This is such a simple concept, and yet it’s so often overlooked by photographers.
I’ve been re-reading Jay Maisel’s “It’s Not About the F-Stop”. Among so many jewels of wisdom contained there, this one stood out: “Wait for the Trigger”. How often do we encounter a lovely scene, point our camera at it and press the shutter? How often is the result a lovely, well-composed background without anything significant going on? I see this often in my classes and workshops, particularly so in travel images. How many pictures of the Eiffel Tower have you seen that look remarkably alike?
The question to ask yourself is, “Why this image – why right now?” What makes it unique? What makes it “my image”? Jay’s point is that every image needs a “trigger”, a reason to make that image at that exact moment. Without it he points out, “your picture can become wallpaper”.
The image below is from the Jardin de Marqueyssac, above the Dordogne River in Southern France. The first is the postcard shot, virtually identical to many you will find on card stands throughout the region. I wasn’t happy with this rendition; it needed something more, something to make it unique. Fortunately, it had been raining earlier in the afternoon and a little patience soon paid off when a few minutes later a lady walked into my frame holding a red umbrella. That was the trigger. Click… got it
Another trip, a different time. From the top of the Campanile in Venice’s Piazza San Marco, I was taken by the pattern of tables at one of the restaurants in the Piazza below. While the pattern was interesting, it also needed something to provide the trigger. At that time of day, the restaurant was just setting up for the evening rush and not much was going on other than a few waiters milling around the tables. I watched this for a while shooting the odd exposure with different combinations of waiters and other people. Nothing was really working, until all but one waiter left the scene leaving the remaining fellow to strike a pose. That was the trigger. Click… got it! Time for dinner.
In Iceland, Skógafoss is a popular stop along the southern ring road. Here again some patience was all that was needed to allow most of the tourists to clear from my field of view, leaving a lone figure in red to provide the trigger, along with scale, visual interest and balance to the composition. It’s also a nice counter point to the cool greens and bluish tones that dominate the rest of the image.

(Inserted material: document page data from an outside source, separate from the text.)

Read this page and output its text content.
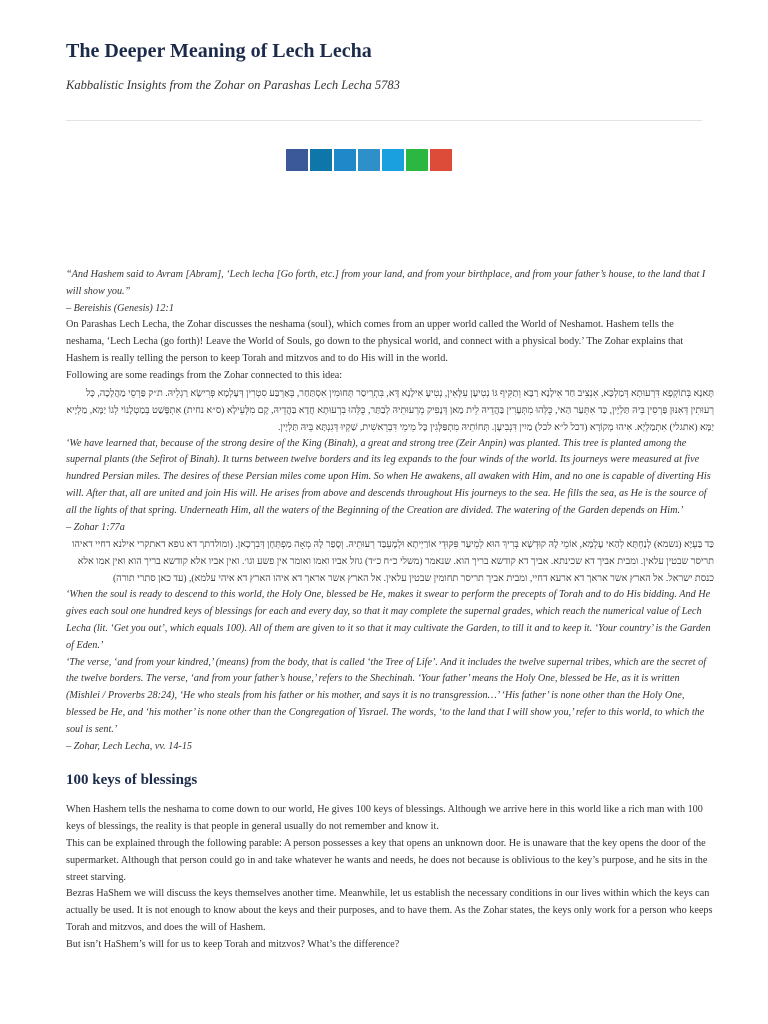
The Deeper Meaning of Lech Lecha

Kabbalistic Insights from the Zohar on Parashas Lech Lecha 5783

“And Hashem said to Avram [Abram], ‘Lech lecha [Go forth, etc.] from your land, and from your birthplace, and from your father’s house, to the land that I will show you.”

– Bereishis (Genesis) 12:1

On Parashas Lech Lecha, the Zohar discusses the neshama (soul), which comes from an upper world called the World of Neshamot. Hashem tells the neshama, ‘Lech Lecha (go forth)! Leave the World of Souls, go down to the physical world, and connect with a physical body.’ The Zohar explains that Hashem is really telling the person to keep Torah and mitzvos and to do His will in the world.

Following are some readings from the Zohar connected to this idea:

תָּאנָא בְּתוֹקְפָא דִּרְעוּתָא דְּמַלְכָּא, אִנְצִיב חַד אִילָנָא רַבָּא וְתַקִּיף גּוֹ נְטִיעָן עִלָּאִין, נְטִיעָ אִילָנָא דָּא, בִּתְרֵיסַר תְּחוּמִין אִסְתַּחַר, בְּאַרְבַּע סִטְרִין דְּעָלְמָא פְּרִישָׂא רַגְלֵיהּ. ת״ק פַּרְסֵי מַהֲלָכָה, כָּל רְעוּתִין דְּאִנּוּן פַּרְסִין בֵּיהּ תַּלְיָין, כַּד אִתְּעַר הַאי, כֻּלְּהוּ מִתְּעָרִין בַּהֲדֵיהּ לֵית מַאן דְּנָפִיק מֵרְעוּתֵיהּ לְבַתַּר, כֻּלְּהוּ בִרְעוּתָא חֲדָא בַּהֲדֵיהּ, קָם מִלְּעֵילָא (ס״א נחית) אִתְפָּשַׁט בְּמַטְלָנוֹי לְגוֹ יַמָּא, מַלְיָיא יַמָּא (אתגלי) אִתְמַלְיָא. אִיהוּ מְקוֹרָא (דכל ל״א לכל) מַיִין דִּנְבִיעָן. תְּחוֹתֵיהּ מִתְפַּלְּגִין כָּל מֵימֵי דִּבְרֵאשִׁית, שַׁקְיוּ דְּגִנְתָּא בֵּיהּ תַּלְיָין.

‘We have learned that, because of the strong desire of the King (Binah), a great and strong tree (Zeir Anpin) was planted. This tree is planted among the supernal plants (the Sefirot of Binah). It turns between twelve borders and its leg expands to the four winds of the world. Its journeys were measured at five hundred Persian miles. The desires of these Persian miles come upon Him. So when He awakens, all awaken with Him, and no one is capable of diverting His will. After that, all are united and join His will. He arises from above and descends throughout His journeys to the sea. He fills the sea, as He is the source of all the lights of that spring. Underneath Him, all the waters of the Beginning of the Creation are divided. The watering of the Garden depends on Him.’

– Zohar 1:77a

כַּד בַּעְיָא (נשמא) לְנַחְתָּא לְהַאי עָלְמָא, אוֹמֵי לָהּ קוּדְשָׁא בְּרִיךְ הוּא לְמֵיעַר פִּקּוּדֵי אוֹרַיְיתָא וּלְמֶעְבַּד רְעוּתֵיהּ. וְסָפַר לָהּ מְאָה מַפְתְּחָן דְּבִרְכָאן. (ומולדתך דא גופא דאתקרי אילנא דחיי דאיהו תריסר שבטין עלאין. ומבית אביך דא שכינתא. אביך דא קודשא בריך הוא. שנאמר (משלי כ״ח כ״ד) גוזל אביו ואמו ואומר אין פשע וגו׳. ואין אביו אלא קודשא בריך הוא ואין אמו אלא כנסת ישראל. אל הארץ אשר אראך דא ארעא דחיי, ומבית אביך תריסר תחומין שבטין עלאין. אל הארץ אשר אראך דא איהו הארץ דא איהי עלמא), (עד כאן סתרי תורה)

‘When the soul is ready to descend to this world, the Holy One, blessed be He, makes it swear to perform the precepts of Torah and to do His bidding. And He gives each soul one hundred keys of blessings for each and every day, so that it may complete the supernal grades, which reach the numerical value of Lech Lecha (lit. ‘Get you out’, which equals 100). All of them are given to it so that it may cultivate the Garden, to till it and to keep it. ‘Your country’ is the Garden of Eden.’

‘The verse, ‘and from your kindred,’ (means) from the body, that is called ‘the Tree of Life’. And it includes the twelve supernal tribes, which are the secret of the twelve borders. The verse, ‘and from your father’s house,’ refers to the Shechinah. ‘Your father’ means the Holy One, blessed be He, as it is written (Mishlei / Proverbs 28:24), ‘He who steals from his father or his mother, and says it is no transgression…’ ‘His father’ is none other than the Holy One, blessed be He, and ‘his mother’ is none other than the Congregation of Yisrael. The words, ‘to the land that I will show you,’ refer to this world, to which the soul is sent.’

– Zohar, Lech Lecha, vv. 14-15

100 keys of blessings

When Hashem tells the neshama to come down to our world, He gives 100 keys of blessings. Although we arrive here in this world like a rich man with 100 keys of blessings, the reality is that people in general usually do not remember and know it.

This can be explained through the following parable: A person possesses a key that opens an unknown door. He is unaware that the key opens the door of the supermarket. Although that person could go in and take whatever he wants and needs, he does not because is oblivious to the key’s purpose, and he sits in the street starving.

Bezras HaShem we will discuss the keys themselves another time. Meanwhile, let us establish the necessary conditions in our lives within which the keys can actually be used. It is not enough to know about the keys and their purposes, and to have them. As the Zohar states, the keys only work for a person who keeps Torah and mitzvos, and does the will of Hashem.

But isn’t HaShem’s will for us to keep Torah and mitzvos? What’s the difference?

Sunrise on Kauai. I watched this group of people at the top of the cliff as the sun rose over the horizon. Amidst all the selfies over the next 10 minutes nothing stood out visually. Nothing provided the trigger… until one brave fellow ventured near the edge of the cliff.
The trigger isn’t always related to a specific moment (let alone, to the presence of a human figure). I love the patterns on Hosta leaves, and we have several growing in containers on our patio. As lovely as they are, after a while you begin looking for something different, something unique to difference your next image from all the others. The lone water droplet clinging to this leaf was the trigger, breaking the symmetry of the pattern on this leaf and providing a unique centre of interest.
The Trigger often provides a centre of interest by breaking a pattern, introducing an unexpected element, or providing contrast in colour or tone. Sometimes, it arrives just in time to complete a composition.
The image below is from Chania, on the island of Crete. Without the lone figure walking into the frame on the left, the image doesn’t work. It also wouldn’t work if the individual wasn’t wearing the white hat. The figure balances the composition and completes a triangle with the tops of the lamp, the distant lighthouse, the white hat and the base of the lamp. The white hat adds visual weight to the left side, allowing it to successfully compete for the viewer's attention with the other elements in the image. The triangle is important to the success of the image because creates a visual path to move the viewer’s eye through the frame. Finding ways to move the viewer's eye through your frame helps to hold the viewer's attention and prevent visual boredom.
Jay’s idea of “waiting for the trigger” is really a variation of Sam Abell’s idea of finding an interesting background and waiting for something interesting to happen in front of it. (yes, I know - I’m a terrible name-dropper!) This often requires patience, but just as often requires thinking about what needs to happen in your image to create the trigger and make the image uniquely your own.